Generally speaking, things control quite well and the game features a relatively interesting storyline. However, it doesn’t do anything exceptionally well, and suffers as a result. What’s there is decent, but only brief moments of greatness ever appeared. The result is a final product that borders between decent and good, but fails to achieve a higher status. Like everyone else, I was hoping for a masterpiece, but the pre-release hype was somewhat unfounded. Don’t get me wrong, I did enjoy myself, but there were also times where I was a bit bored.
Presentation-wise, this much-anticipated retail title is a bit hit and miss. As mentioned above, its main character models look and sound great, and the same is true of some of its secondary cast members. However, other models lacked the same attention to detail, as did some of the game’s environments. At times, things were also way too dark, making it hard to see where I was going, as well as which items could be interacted with. Still, it’s hard to be too down on an experience that presents some of the best voice acting in recent gaming history, as well as very solid scoring. The writing is also sharp at points, but could have been a bit better as a whole.

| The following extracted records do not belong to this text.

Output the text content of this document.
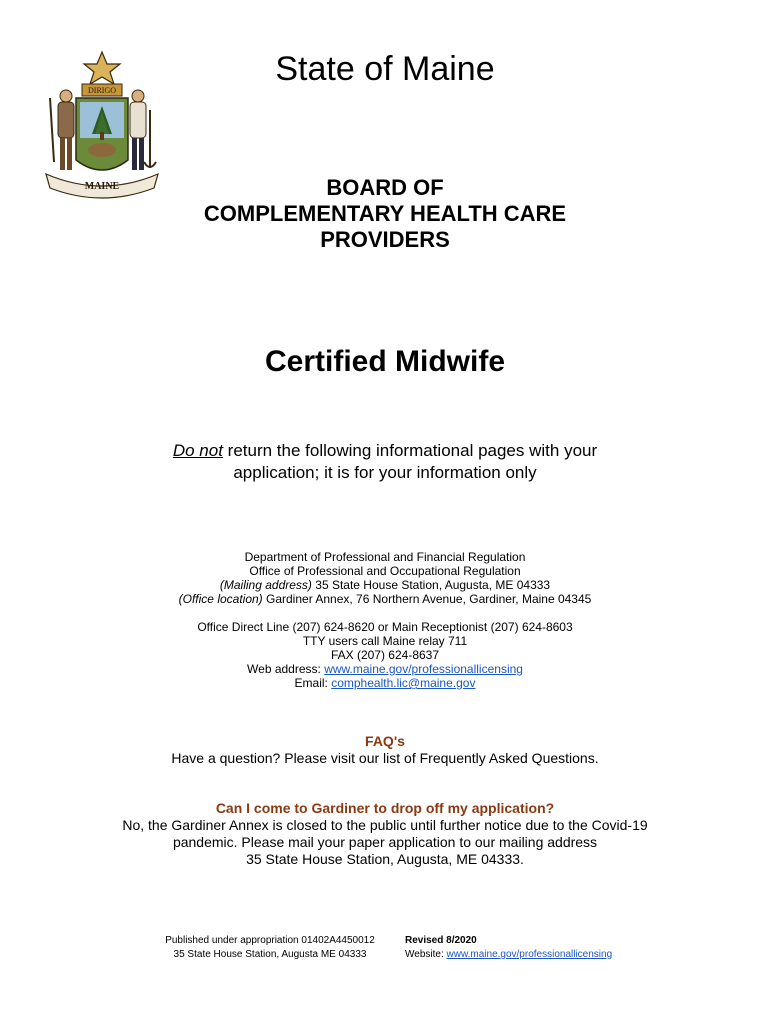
DIRIGO
MAINE
State of Maine
BOARD OF
COMPLEMENTARY HEALTH CARE
PROVIDERS
Certified Midwife
Do not return the following informational pages with your
application; it is for your information only
Department of Professional and Financial Regulation
Office of Professional and Occupational Regulation
(Mailing address) 35 State House Station, Augusta, ME 04333
(Office location) Gardiner Annex, 76 Northern Avenue, Gardiner, Maine 04345
Office Direct Line (207) 624-8620 or Main Receptionist (207) 624-8603
TTY users call Maine relay 711
FAX (207) 624-8637
Web address: www.maine.gov/professionallicensing
Email: comphealth.lic@maine.gov
FAQ's
Have a question? Please visit our list of Frequently Asked Questions.
Can I come to Gardiner to drop off my application?
No, the Gardiner Annex is closed to the public until further notice due to the Covid-19
pandemic. Please mail your paper application to our mailing address
35 State House Station, Augusta, ME 04333.
Published under appropriation 01402A4450012	Revised 8/2020
35 State House Station, Augusta ME 04333	Website: www.maine.gov/professionallicensing
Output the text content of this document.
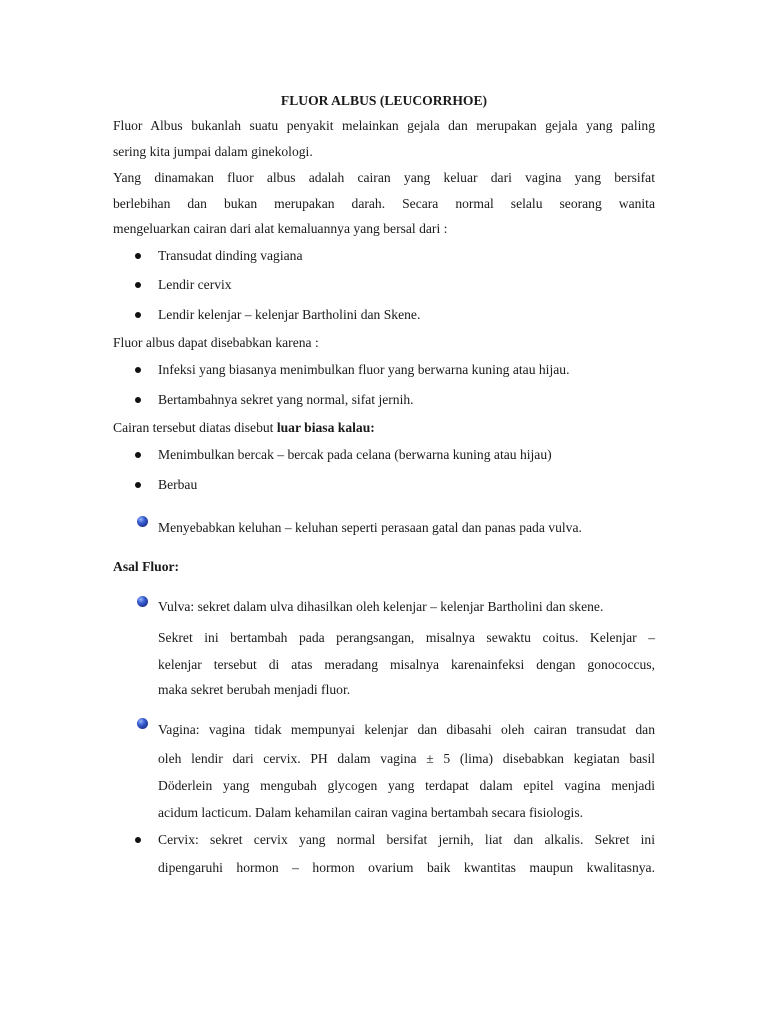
FLUOR ALBUS (LEUCORRHOE)
Fluor Albus bukanlah suatu penyakit melainkan gejala dan merupakan gejala yang paling
sering kita jumpai dalam ginekologi.
Yang dinamakan fluor albus adalah cairan yang keluar dari vagina yang bersifat
berlebihan dan bukan merupakan darah. Secara normal selalu seorang wanita
mengeluarkan cairan dari alat kemaluannya yang bersal dari :
Transudat dinding vagiana
Lendir cervix
Lendir kelenjar – kelenjar Bartholini dan Skene.
Fluor albus dapat disebabkan karena :
Infeksi yang biasanya menimbulkan fluor yang berwarna kuning atau hijau.
Bertambahnya sekret yang normal, sifat jernih.
Cairan tersebut diatas disebut luar biasa kalau:
Menimbulkan bercak – bercak pada celana (berwarna kuning atau hijau)
Berbau
Menyebabkan keluhan – keluhan seperti perasaan gatal dan panas pada vulva.
Asal Fluor:
Vulva: sekret dalam ulva dihasilkan oleh kelenjar – kelenjar Bartholini dan skene.
Sekret ini bertambah pada perangsangan, misalnya sewaktu coitus. Kelenjar –
kelenjar tersebut di atas meradang misalnya karenainfeksi dengan gonococcus,
maka sekret berubah menjadi fluor.
Vagina: vagina tidak mempunyai kelenjar dan dibasahi oleh cairan transudat dan
oleh lendir dari cervix. PH dalam vagina ± 5 (lima) disebabkan kegiatan basil
Döderlein yang mengubah glycogen yang terdapat dalam epitel vagina menjadi
acidum lacticum. Dalam kehamilan cairan vagina bertambah secara fisiologis.
Cervix: sekret cervix yang normal bersifat jernih, liat dan alkalis. Sekret ini
dipengaruhi hormon – hormon ovarium baik kwantitas maupun kwalitasnya.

In the end, Beyond: Two Souls is an experimental effort that won’t be for everyone. Those who like this type of design will probably enjoy it, but will be left wanting more. As such, the best advice that I can give to you is to do research before purchasing, as opposed to making this a blind buy.
This review is based on the PlayStation 3 exclusive, which we were provided with.
Beyond: Two Souls is a unique, character driven experience, which will only appeal to certain gamers. Although it launched alongside high expectations, the final product is merely above average, and jumps around a bit too much.